I finished from UI with a First Class degree*. At UI, I decided I would go on to grad school quite early (around 100 level) and it became a matter of deciding exactly what area. I later settled on the applications of computational intelligence methods to energy systems which interested me. From then on, I tried to gain more out-of-classroom experiences in either computational intelligence or energy systems through reading papers, online courses, and carefully choosing my internships.


Professional organizations such as the Institute of Electrical and Electronics Engineering and Engineering Without Borders which I joined as a student member, also gave me good platforms for learning and development. I ultimately chose my final year thesis to be in this domain and through it explored some of the state of the art techniques at that time.  I had read that demonstrable research experiences were very helpful in getting admitted to graduate research programs  so I also wrote some papers on my thesis and worked with other lecturers in UI on projects in this domain around graduation/NYSC.

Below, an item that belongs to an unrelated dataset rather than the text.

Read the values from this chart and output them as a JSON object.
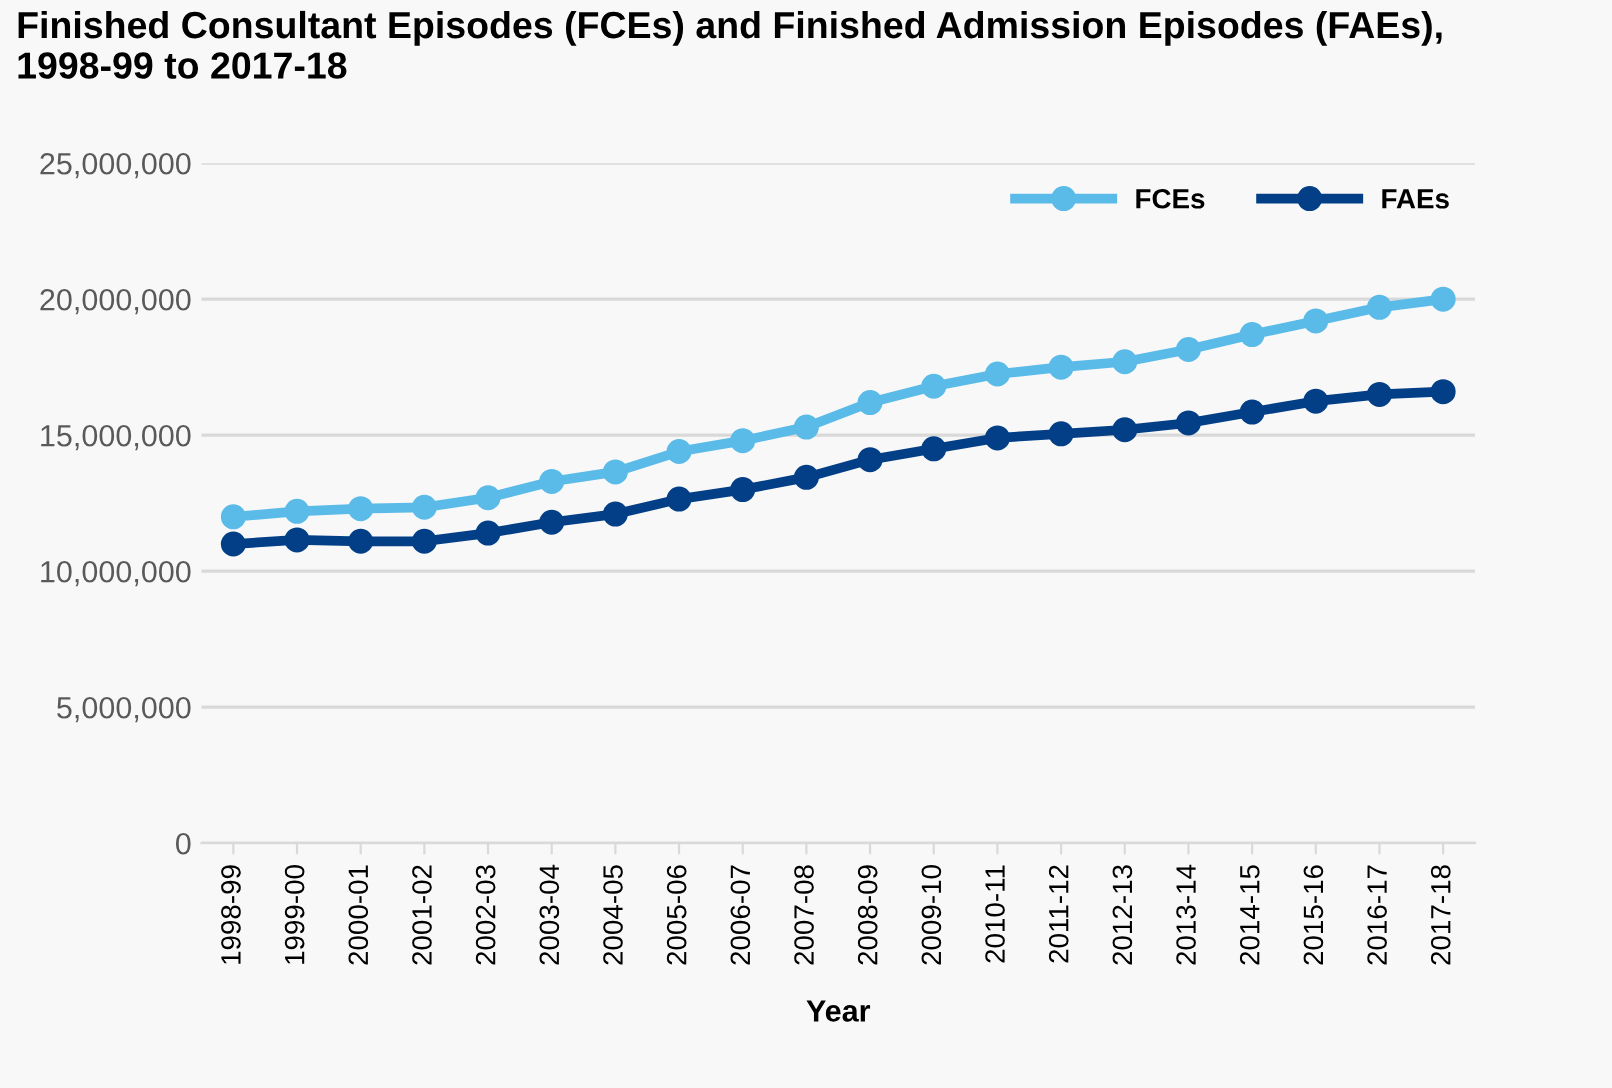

My long term goals were to do a PhD in EE so I decided to apply to 10 programs in the US (8 PhD programs and 2 MS). When I began actively looking at grad programs around 300 level, I had found out most PhD programs in the US were funded by the schools, and many schools encouraged undergrad students to apply directly to them if a PhD was their ultimate goal so I did just that. I applied to masters at MIT and came here, because unlike the others, it indicated a tradition of funding research-based masters students. Its masters also was going to allow me to do research and be sure if a PhD was something I wanted to do before transitioning to that.


Why a dual masters? Well, it was two degrees for the price of none so that was one factor lol. Primarily, i had developed interest in both the technical and policy aspects of tech infrastructure but didn’t really know I could study both and for free too until I checked MIT. I tried my luck, et voila! 

On the tests, I’d say ~100 hours went into the GRE and very little  for the TOEFL/IELTS. My approach was to first do a diagnostic test to see if/how I was far from my target and to identify any weaknesses before focusing on them appropriately.


Challenges: Applying to that many schools was expensive and it was hard to coordinate materials. I'd also add the difficulties in self-motivating to do the beyond-classroom things like personal research or MOOCs in Nigeria, considering no immediate reward and limited internet resources. I did have good mentorship so that helped. 


My fellowship at MIT is the MIT Tata Fellowship, i didn’t have to apply for that as it’s an internal fellowship your advisor nominates you for.  They also fund via graduate research and teaching assistantships and most of my colleagues are on these. 


*I should add that I have friends from undergrad in Nigeria who got funded PhD admission offers to programs here in the US without having first class grades nor masters degrees.